Aisling was involved in the Waking the Feminists movement when the Abbey Theatre’s programme for 1916 included just one female writer. Is enough being done to encourage women in theatre?

Questioning the norm

“I think people are beginning to question it a little bit more: why aren’t we seeing more women and stories around women? The answer has to be encouraging and nurturing our female writers, directors and actors.

“The outrage [over the Abbey’s 1916 programme] was because women have participated in this country forever as well. It was a glaring omission that, in 2016, there wasn’t more of a balance in the gender perspective. It was a very necessary outcry,” she says.

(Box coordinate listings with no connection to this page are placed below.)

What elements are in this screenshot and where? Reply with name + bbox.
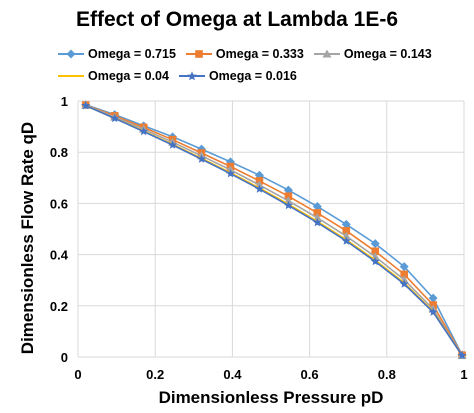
data-point bbox=[312, 218, 322, 227]
legend-swatch bbox=[313, 49, 340, 58]
x-axis-label: Dimensionless Pressure pD bbox=[158, 388, 384, 407]
series-line bbox=[85, 104, 463, 356]
y-tick-label: 1 bbox=[61, 94, 68, 109]
y-tick-label: 0.8 bbox=[50, 145, 68, 160]
x-tick-label: 0.2 bbox=[146, 367, 164, 382]
x-tick-label: 0.6 bbox=[301, 367, 319, 382]
legend-item: Omega = 0.715 bbox=[58, 47, 176, 61]
data-point bbox=[341, 219, 351, 229]
data-point bbox=[312, 201, 322, 211]
legend-row: Omega = 0.715 Omega = 0.333 Omega = 0.143 bbox=[58, 43, 458, 65]
data-point bbox=[313, 209, 322, 217]
legend-label: Omega = 0.04 bbox=[88, 69, 169, 83]
x-tick-label: 0 bbox=[74, 367, 81, 382]
data-point bbox=[168, 140, 177, 149]
legend-swatch bbox=[58, 49, 84, 59]
data-point bbox=[371, 247, 380, 256]
data-point bbox=[400, 270, 408, 279]
data-point bbox=[226, 169, 235, 178]
data-point bbox=[283, 185, 293, 195]
x-tick-label: 0.8 bbox=[378, 367, 396, 382]
y-axis-label: Dimensionless Flow Rate qD bbox=[18, 121, 37, 355]
data-point bbox=[370, 239, 380, 249]
legend: Omega = 0.715 Omega = 0.333 Omega = 0.143 … bbox=[58, 43, 458, 87]
data-point bbox=[341, 236, 351, 245]
legend-label: Omega = 0.715 bbox=[88, 47, 176, 61]
data-point bbox=[342, 226, 351, 235]
y-tick-label: 0 bbox=[61, 350, 68, 365]
chart-title: Effect of Omega at Lambda 1E-6 bbox=[75, 8, 399, 31]
data-point bbox=[428, 293, 438, 303]
data-point bbox=[457, 350, 467, 360]
legend-item: Omega = 0.143 bbox=[313, 47, 432, 61]
legend-label: Omega = 0.016 bbox=[208, 69, 297, 83]
legend-item: Omega = 0.333 bbox=[185, 47, 304, 61]
x-tick-label: 1 bbox=[460, 367, 467, 382]
legend-label: Omega = 0.333 bbox=[215, 47, 304, 61]
x-tick-label: 0.4 bbox=[223, 367, 242, 382]
series-line bbox=[85, 104, 463, 356]
legend-swatch bbox=[185, 50, 212, 58]
data-point bbox=[255, 184, 264, 193]
data-point bbox=[197, 154, 206, 163]
series-line bbox=[85, 104, 463, 356]
y-tick-label: 0.4 bbox=[50, 248, 69, 263]
data-point bbox=[399, 262, 409, 272]
data-point bbox=[428, 307, 438, 316]
legend-label: Omega = 0.143 bbox=[343, 47, 432, 61]
legend-item: Omega = 0.016 bbox=[178, 69, 297, 83]
data-point bbox=[284, 192, 293, 201]
series-line bbox=[85, 104, 463, 356]
data-point bbox=[370, 256, 380, 266]
data-point bbox=[81, 101, 91, 110]
legend-row: Omega = 0.04 Omega = 0.016 bbox=[58, 65, 458, 87]
legend-item: Omega = 0.04 bbox=[58, 69, 169, 83]
data-point bbox=[399, 279, 409, 288]
legend-swatch bbox=[58, 75, 84, 77]
data-point bbox=[110, 113, 119, 123]
y-tick-label: 0.2 bbox=[50, 299, 68, 314]
legend-swatch bbox=[178, 71, 205, 81]
y-tick-label: 0.6 bbox=[50, 196, 68, 211]
series-line bbox=[85, 104, 463, 356]
data-point bbox=[139, 126, 148, 136]
data-point bbox=[284, 200, 293, 210]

“The purpose of storytelling or any kind of art is to show the kaleidoscope of life, and you can’t really show that if you’re only hearing one half of the story.”

She thinks that an “unconscious bias” exists when the work of women is judged by peers.

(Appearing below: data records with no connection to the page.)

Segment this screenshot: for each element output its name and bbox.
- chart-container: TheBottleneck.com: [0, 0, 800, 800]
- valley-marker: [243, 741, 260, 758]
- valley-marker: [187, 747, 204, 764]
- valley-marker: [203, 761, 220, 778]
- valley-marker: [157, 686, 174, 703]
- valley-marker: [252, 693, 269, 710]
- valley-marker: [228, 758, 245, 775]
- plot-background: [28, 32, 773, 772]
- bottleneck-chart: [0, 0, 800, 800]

“It refers to the idea that just because something is written by a woman, it is viewed more harshly or maybe you might have a bias against a show directed by a woman, or a woman playing a certain role. It certainly made me very aware of unconscious bias I mightn’t be aware of inside myself,” she explains.

A collaboration

Aisling loves working with theatre legend Garry Hynes, who is directing Big Maggie. They have collaborated for 20 years, since Aisling received her first contract with the Abbey Theatre.

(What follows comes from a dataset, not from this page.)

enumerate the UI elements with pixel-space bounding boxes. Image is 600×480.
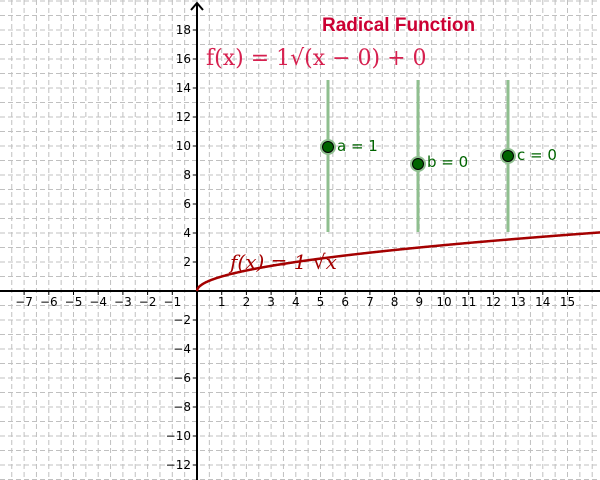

“I always keep learning from her. We are always pushing each other, and it’s a nourishing experience and relationship in terms of my professional career,” she says.

When speaking about her own career, Aisling is grateful for the roles she has played over the years.“I have been very fortunate because I keep getting offered very interesting and complex women to play,” she says.

Does she have a preference between film, television and stage?

“I kind of fall in love with the characters, whether they are film or television. It’s whoever I’m playing and my engagement with them. That’s the yardstick for me,” she says.

“At the moment, I’m playing Big Maggie and I’m trying to understand her and my reactions to her. As for a favourite character, it’s hard to pick one out. I love them all - they’re all my children!”

And Aisling will be playing the indomitable Maggie until 12 March, now that the original run has been extended.

“The reaction has been wonderful. It feels like there’s something important being said, but it’s also entertaining and funny,” she says.

“I think we have tapped into the zeitgeist in Ireland at the moment, examining our history, our females and their history and we are doing it all through John B Keane’s fabulous writing.”